Ein Stück vor dem Steirer war ein 64-jähriger Bergführer mit sieben Gästen unterwegs. Er entschied sich, den östlichen Hang nicht abzufahren und querte ihn mit seiner Gruppe parallel zur Spur eines Pistengeräts. Der 40-Jährige fuhr noch ein kleines Stück ab, bevor er den Hang queren wollte. Dabei stürzte er in eine etwa zwölf Meter tiefe und oben nur etwa einen halben Meter breite Gletscherspalte, der die Gruppe vor ihm ausgewichen war.

Eine weiche Schneebrücke dämpfte den Aufprall des Tourengehers. Die bisher offenen Gletscherspalten sind derzeit teilweise vom frisch gefallenen Schnee überdeckt und sehr schwer zu erkennen, erklärte die Polizei. Der 64-Jährige und seine Schützlinge beobachteten den Sturz und riefen die Einsatzkräfte. Der Bergführer verständigte außerdem vier Kameraden vom Bergrettungsdienst, die auch am Dachstein waren. Gemeinsam begannen sie mit der Rettung des 40-Jährigen, der ansprechbar war, aber über Atemnot und Unterkühlung klagte. Der Mann zog sich in der Spalte seine Steigeisen an und wartete auf Hilfe, berichtete die Bergrettung Hallstatt.

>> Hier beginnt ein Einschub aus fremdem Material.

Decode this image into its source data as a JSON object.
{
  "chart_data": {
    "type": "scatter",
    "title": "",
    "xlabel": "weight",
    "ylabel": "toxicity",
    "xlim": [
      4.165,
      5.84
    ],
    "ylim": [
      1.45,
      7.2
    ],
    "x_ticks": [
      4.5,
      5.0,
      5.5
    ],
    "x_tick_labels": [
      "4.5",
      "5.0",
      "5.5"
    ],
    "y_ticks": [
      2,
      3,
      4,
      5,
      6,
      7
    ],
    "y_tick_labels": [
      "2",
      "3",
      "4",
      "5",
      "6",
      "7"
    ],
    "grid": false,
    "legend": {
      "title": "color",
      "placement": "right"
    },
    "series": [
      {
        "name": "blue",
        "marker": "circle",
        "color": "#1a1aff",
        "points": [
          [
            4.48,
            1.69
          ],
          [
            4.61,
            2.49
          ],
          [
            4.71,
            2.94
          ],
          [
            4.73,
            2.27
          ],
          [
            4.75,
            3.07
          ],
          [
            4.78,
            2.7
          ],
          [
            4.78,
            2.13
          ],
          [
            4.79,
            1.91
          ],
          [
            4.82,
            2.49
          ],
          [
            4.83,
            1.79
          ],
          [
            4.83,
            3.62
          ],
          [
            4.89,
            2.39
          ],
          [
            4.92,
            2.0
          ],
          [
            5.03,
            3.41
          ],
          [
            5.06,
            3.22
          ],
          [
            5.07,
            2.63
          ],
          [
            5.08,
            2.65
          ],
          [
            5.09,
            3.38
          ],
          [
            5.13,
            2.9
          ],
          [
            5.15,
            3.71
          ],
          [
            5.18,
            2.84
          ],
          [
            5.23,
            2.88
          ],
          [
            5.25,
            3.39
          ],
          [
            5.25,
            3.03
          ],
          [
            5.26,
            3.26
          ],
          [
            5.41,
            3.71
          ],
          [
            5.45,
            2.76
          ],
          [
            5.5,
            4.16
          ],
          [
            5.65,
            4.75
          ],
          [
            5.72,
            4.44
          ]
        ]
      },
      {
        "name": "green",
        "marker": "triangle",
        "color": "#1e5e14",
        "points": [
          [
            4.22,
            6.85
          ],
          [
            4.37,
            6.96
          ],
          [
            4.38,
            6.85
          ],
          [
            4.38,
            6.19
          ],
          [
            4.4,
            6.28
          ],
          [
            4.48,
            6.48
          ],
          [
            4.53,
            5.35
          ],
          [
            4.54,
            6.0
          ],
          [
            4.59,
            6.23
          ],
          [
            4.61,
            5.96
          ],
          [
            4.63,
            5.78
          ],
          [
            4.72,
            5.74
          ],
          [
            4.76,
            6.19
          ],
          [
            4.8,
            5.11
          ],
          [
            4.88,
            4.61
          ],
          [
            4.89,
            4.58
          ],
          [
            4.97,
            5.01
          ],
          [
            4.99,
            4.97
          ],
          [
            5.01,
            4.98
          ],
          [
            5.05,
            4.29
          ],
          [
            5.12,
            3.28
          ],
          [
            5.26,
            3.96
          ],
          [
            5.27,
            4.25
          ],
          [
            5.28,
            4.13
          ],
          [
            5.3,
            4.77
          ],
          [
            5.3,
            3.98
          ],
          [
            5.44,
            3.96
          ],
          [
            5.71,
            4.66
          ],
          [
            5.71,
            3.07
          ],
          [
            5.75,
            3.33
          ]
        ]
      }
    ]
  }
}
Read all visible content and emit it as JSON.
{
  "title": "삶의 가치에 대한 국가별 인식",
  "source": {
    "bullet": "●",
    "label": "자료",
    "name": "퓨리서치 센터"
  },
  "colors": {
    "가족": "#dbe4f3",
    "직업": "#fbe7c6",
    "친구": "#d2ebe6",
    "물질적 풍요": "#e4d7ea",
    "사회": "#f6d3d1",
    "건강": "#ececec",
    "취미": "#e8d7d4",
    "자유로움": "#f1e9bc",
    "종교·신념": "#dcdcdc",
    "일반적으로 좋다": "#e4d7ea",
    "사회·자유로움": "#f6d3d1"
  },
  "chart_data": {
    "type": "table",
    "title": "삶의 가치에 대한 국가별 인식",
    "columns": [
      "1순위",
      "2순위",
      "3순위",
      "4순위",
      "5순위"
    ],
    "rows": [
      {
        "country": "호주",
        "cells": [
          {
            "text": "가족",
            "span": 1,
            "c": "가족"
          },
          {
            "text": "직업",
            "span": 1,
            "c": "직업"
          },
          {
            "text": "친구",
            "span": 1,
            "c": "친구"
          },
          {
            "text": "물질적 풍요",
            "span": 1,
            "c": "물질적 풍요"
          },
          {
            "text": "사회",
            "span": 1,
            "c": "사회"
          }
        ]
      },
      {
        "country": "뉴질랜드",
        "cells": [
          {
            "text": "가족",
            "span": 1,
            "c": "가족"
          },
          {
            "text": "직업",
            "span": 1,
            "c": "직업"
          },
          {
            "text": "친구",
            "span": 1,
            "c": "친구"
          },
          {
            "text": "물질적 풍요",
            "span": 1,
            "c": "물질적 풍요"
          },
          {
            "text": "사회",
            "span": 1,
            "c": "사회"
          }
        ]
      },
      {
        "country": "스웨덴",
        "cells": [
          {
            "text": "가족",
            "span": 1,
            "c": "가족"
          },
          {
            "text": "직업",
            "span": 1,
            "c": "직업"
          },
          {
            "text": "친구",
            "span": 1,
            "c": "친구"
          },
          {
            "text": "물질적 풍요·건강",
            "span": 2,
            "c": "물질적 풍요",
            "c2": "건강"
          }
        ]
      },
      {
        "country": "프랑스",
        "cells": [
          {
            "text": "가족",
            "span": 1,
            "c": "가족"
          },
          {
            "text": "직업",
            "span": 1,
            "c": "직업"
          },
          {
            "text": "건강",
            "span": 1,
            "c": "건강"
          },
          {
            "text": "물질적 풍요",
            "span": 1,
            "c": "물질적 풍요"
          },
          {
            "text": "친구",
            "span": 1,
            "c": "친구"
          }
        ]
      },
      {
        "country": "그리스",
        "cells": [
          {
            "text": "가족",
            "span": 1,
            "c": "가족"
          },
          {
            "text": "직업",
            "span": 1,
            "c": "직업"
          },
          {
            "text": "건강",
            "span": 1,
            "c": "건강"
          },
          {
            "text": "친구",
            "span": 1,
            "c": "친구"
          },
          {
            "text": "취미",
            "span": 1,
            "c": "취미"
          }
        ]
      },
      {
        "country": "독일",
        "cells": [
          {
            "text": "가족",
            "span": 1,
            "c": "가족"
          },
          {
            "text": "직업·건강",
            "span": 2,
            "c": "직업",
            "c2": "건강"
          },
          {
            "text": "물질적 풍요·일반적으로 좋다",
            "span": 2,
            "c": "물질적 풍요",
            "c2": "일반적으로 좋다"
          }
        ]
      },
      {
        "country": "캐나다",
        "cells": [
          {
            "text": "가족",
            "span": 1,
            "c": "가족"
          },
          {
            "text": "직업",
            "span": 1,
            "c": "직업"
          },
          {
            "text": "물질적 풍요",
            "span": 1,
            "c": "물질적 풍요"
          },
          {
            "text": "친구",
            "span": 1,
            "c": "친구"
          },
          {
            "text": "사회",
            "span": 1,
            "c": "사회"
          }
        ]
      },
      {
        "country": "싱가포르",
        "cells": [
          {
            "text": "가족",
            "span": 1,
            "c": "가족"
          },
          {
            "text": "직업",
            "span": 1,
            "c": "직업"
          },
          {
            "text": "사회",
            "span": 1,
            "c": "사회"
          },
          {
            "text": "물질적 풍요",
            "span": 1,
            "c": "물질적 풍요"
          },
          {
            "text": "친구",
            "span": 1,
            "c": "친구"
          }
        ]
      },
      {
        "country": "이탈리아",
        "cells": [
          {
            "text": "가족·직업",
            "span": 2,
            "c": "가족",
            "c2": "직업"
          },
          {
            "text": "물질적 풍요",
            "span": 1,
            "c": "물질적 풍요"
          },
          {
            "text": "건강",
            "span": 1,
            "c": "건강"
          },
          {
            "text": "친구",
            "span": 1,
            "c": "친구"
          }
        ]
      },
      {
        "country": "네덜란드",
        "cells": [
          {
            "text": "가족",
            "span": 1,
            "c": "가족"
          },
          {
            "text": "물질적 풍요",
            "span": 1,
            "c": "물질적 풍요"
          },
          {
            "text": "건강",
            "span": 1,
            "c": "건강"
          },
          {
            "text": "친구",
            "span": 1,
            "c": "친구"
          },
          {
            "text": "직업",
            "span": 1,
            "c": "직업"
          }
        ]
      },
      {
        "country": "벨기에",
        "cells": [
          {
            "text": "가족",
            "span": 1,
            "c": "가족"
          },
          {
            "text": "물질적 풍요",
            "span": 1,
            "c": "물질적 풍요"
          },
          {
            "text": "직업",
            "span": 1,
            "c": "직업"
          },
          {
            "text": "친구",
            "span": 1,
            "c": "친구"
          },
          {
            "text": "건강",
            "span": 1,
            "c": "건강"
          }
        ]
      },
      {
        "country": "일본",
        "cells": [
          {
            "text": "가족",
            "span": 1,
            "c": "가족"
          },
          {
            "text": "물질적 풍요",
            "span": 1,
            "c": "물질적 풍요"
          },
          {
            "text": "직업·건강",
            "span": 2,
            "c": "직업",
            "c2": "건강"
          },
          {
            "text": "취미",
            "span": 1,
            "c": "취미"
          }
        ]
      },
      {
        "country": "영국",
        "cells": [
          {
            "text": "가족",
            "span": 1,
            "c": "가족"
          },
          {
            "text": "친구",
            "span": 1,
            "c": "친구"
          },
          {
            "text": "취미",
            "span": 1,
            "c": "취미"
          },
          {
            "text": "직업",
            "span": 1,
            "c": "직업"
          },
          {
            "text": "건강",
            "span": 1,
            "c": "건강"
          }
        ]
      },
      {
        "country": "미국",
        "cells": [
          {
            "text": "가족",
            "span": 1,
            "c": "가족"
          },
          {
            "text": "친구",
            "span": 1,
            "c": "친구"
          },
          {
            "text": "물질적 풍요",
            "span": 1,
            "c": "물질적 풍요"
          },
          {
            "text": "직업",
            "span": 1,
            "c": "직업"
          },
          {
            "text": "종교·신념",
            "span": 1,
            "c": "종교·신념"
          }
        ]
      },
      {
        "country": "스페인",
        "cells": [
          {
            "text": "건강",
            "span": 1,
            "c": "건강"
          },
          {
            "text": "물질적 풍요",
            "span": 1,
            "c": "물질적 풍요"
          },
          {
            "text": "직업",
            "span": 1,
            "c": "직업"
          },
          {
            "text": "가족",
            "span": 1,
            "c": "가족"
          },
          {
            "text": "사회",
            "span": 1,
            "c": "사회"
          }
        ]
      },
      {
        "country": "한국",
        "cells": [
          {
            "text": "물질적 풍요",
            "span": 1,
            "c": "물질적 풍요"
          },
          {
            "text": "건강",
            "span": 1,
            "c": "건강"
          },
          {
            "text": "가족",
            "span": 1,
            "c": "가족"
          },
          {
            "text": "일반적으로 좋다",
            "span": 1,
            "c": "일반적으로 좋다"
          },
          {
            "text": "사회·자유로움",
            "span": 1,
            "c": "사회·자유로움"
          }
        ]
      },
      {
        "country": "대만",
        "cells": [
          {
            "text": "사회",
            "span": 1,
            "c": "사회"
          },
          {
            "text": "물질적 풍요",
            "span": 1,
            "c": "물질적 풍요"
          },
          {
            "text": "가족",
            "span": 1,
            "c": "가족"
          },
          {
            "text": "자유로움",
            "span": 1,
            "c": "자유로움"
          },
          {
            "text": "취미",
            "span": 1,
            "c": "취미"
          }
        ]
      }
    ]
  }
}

Weitere Bergretter, ein Alpinpolizist, ein Notarzt und Flugretter gelangten via Hubschrauber zur Unglücksstelle. Am Berg herrschte teils sehr böiger Wind. Nach über einer Stunde gelang es, den Steirer aus der Spalte zu retten. Er lehnte es ab, ins Krankenhaus eingeliefert zu werden, nachdem der Notarzt ihn untersucht hatte. Er wurde mit dem Pistengerät zur Seilbahn gebracht und fuhr mit dieser ins Tal.

Der Mann hatte als Alleingänger extremes Glück, dass Zeugen seinen Sturz beobachtet hatten. In der Spalte hätte ihn niemand rufen gehört oder gesehen, hieß es von der Bergrettung Hallstatt.